真っ赤に立ち上がるどんど焼きの炎は、雪国に春が近いと知らせる来訪紳。旧年中の達磨や注連縄、お札を焼いた後は、割った鏡餅を焼き、青竹で熱燗を付けて振る舞いになる。
雪国の人が過酷な生活に耐えられるのは、いつか春が来ると知っているから。
先祖代々、そうやって冬を耐え、春を待ち続けてきた。
雪に埋もれたぬなかわヒスイ工房
今日の糸魚川は晴れて、沖には能登半島も見える・・・春は近い。
糸魚川出身の相馬御風の作詞の童謡「春よ来い」の風景は、春を待ち望む糸魚川人の原風景と言える。
私のその話を聞いた富山の友人達が、2年前の12月に発生した糸魚川大火を支援するイベントで復興ソングに使ってくれた。
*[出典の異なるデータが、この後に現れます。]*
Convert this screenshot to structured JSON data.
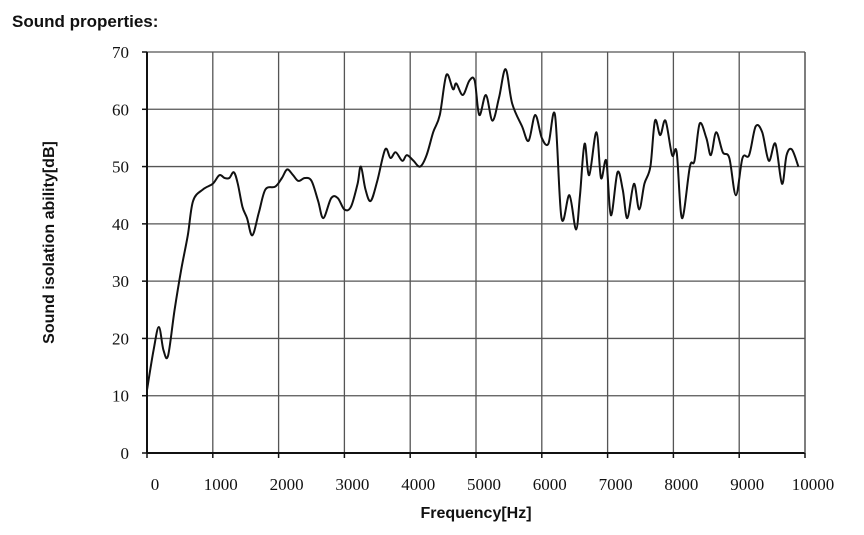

除雪の一服で食う蜜柑ほど美味いもんはなく、私はわざわざ雪の上に置いて冷やしておく。火照った体に甘酸っぱい果汁が浸み込んでく至福の時。暖かい蜜柑産地の人は思いもよらないだろう。お供え餅の一番上に鎮座まします黄色い蜜柑も、赤い火の神の象徴だ。
越後人にとって、モノクロの冬景色に映えるどんど焼きと蜜柑は春の予感。
天気も気持ちもハレバレするから春なのだな、としみじみ思う。
春を呼ぶ「けんか祭り」まで、あと三ヶ月!
その先駆けができる寺町区と押上区の男たちは果報者だ。